What she might have said had they been alone, Kate always wondered. What she did say while her betrothed looked at her with indignant eyes was possibly another matter. It proved to be merely: "Oh, Kate, I am so sorry!"
"So am I," said Kate. "If I had known what your plans were, of course I should gladly have helped you out. If only you had written me and told me."

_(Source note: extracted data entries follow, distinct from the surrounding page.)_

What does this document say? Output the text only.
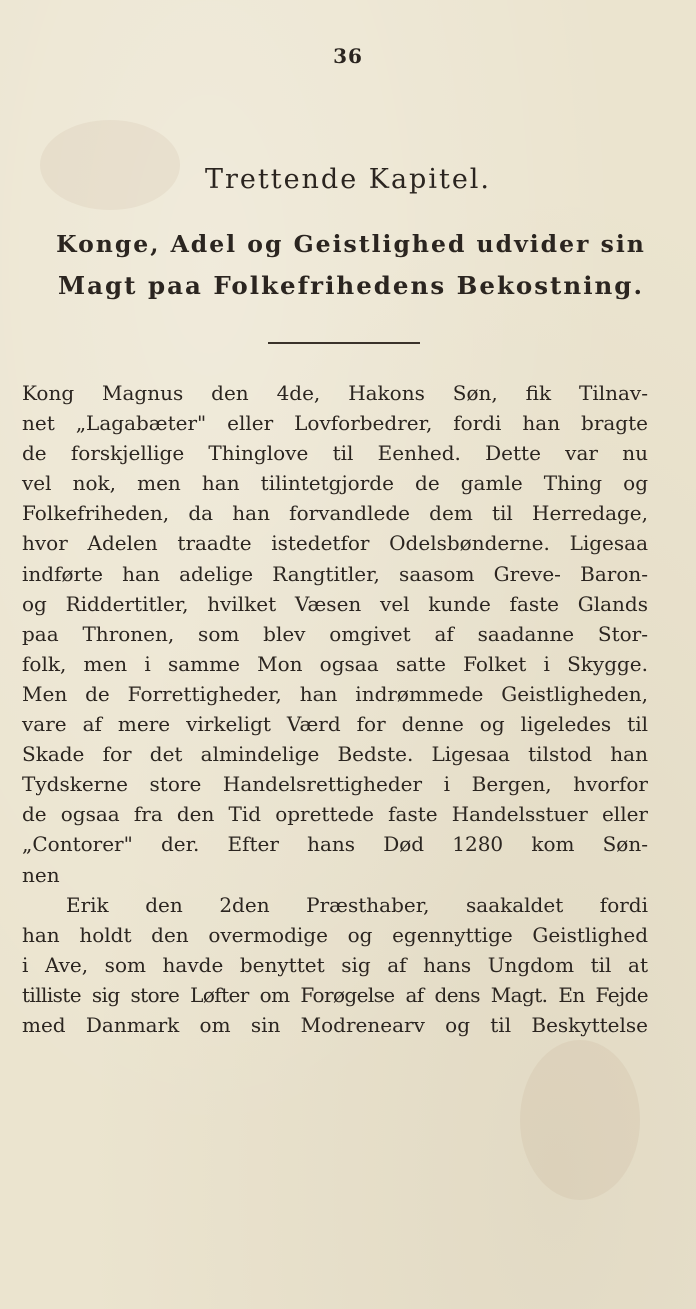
36
Trettende Kapitel.
Konge, Adel og Geistlighed udvider sin
Magt paa Folkefrihedens Bekostning.
Kong Magnus den 4de, Hakons Søn, fik Tilnav-
net „Lagabæter" eller Lovforbedrer, fordi han bragte
de forskjellige Thinglove til Eenhed. Dette var nu
vel nok, men han tilintetgjorde de gamle Thing og
Folkefriheden, da han forvandlede dem til Herredage,
hvor Adelen traadte istedetfor Odelsbønderne. Ligesaa
indførte han adelige Rangtitler, saasom Greve- Baron-
og Riddertitler, hvilket Væsen vel kunde faste Glands
paa Thronen, som blev omgivet af saadanne Stor-
folk, men i samme Mon ogsaa satte Folket i Skygge.
Men de Forrettigheder, han indrømmede Geistligheden,
vare af mere virkeligt Værd for denne og ligeledes til
Skade for det almindelige Bedste. Ligesaa tilstod han
Tydskerne store Handelsrettigheder i Bergen, hvorfor
de ogsaa fra den Tid oprettede faste Handelsstuer eller
„Contorer" der. Efter hans Død 1280 kom Søn-
nen
Erik den 2den Præsthaber, saakaldet fordi
han holdt den overmodige og egennyttige Geistlighed
i Ave, som havde benyttet sig af hans Ungdom til at
tilliste sig store Løfter om Forøgelse af dens Magt. En Fejde
med Danmark om sin Modrenearv og til Beskyttelse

"I wanted to surprise you," said Nancy Ellen.
"You have," said Kate. "Enough to last a lifetime. I don't see how you figured. You knew how late it was. You knew it would be nip and tuck if I got a school at all."
"Of course we did! We thought you couldn't possibly get one, this late, so we fixed up the scheme to let you have my school, and let me sew on my linen this winter. We thought you would be as pleased as we were."
"I am too sorry for words," said Kate. "If I had known your plan, I would have followed it, even though I gave up a better school at a higher salary. But I didn't know. I thought I had to paddle my own canoe, so I made my own plans. Now I must live up to them, because my contract is legal, while Father's is not. I would have taught the school for you, in the circumstances, but since I can't, so far as I am concerned, the arrangement I have made is much better. The thing that really hurts the worst, aside from disappointing you, is that Father says I was not honest in what I did."
"But what DID you do?" cried Nancy Ellen.
So Kate told them exactly what she had done.
"Of course you had a right to your own letter, when you could see the address on it, and it was where you could pick it up," said Robert Gray.
Kate lifted dull eyes to his face.
"Thank you for so much grace, at any rate," she said.
"I don't blame you a bit," said Nancy Ellen. "In the same place I'd have taken it myself."
"You wouldn't have had to," said Kate. "I'm too abrupt—too much like the gentleman himself. You would have asked him in a way that would have secured you the letter with no trouble."
Nancy Ellen highly appreciated these words of praise before her lover. She arose immediately.
"Maybe I could do something with him now," she said. "I'll go and see."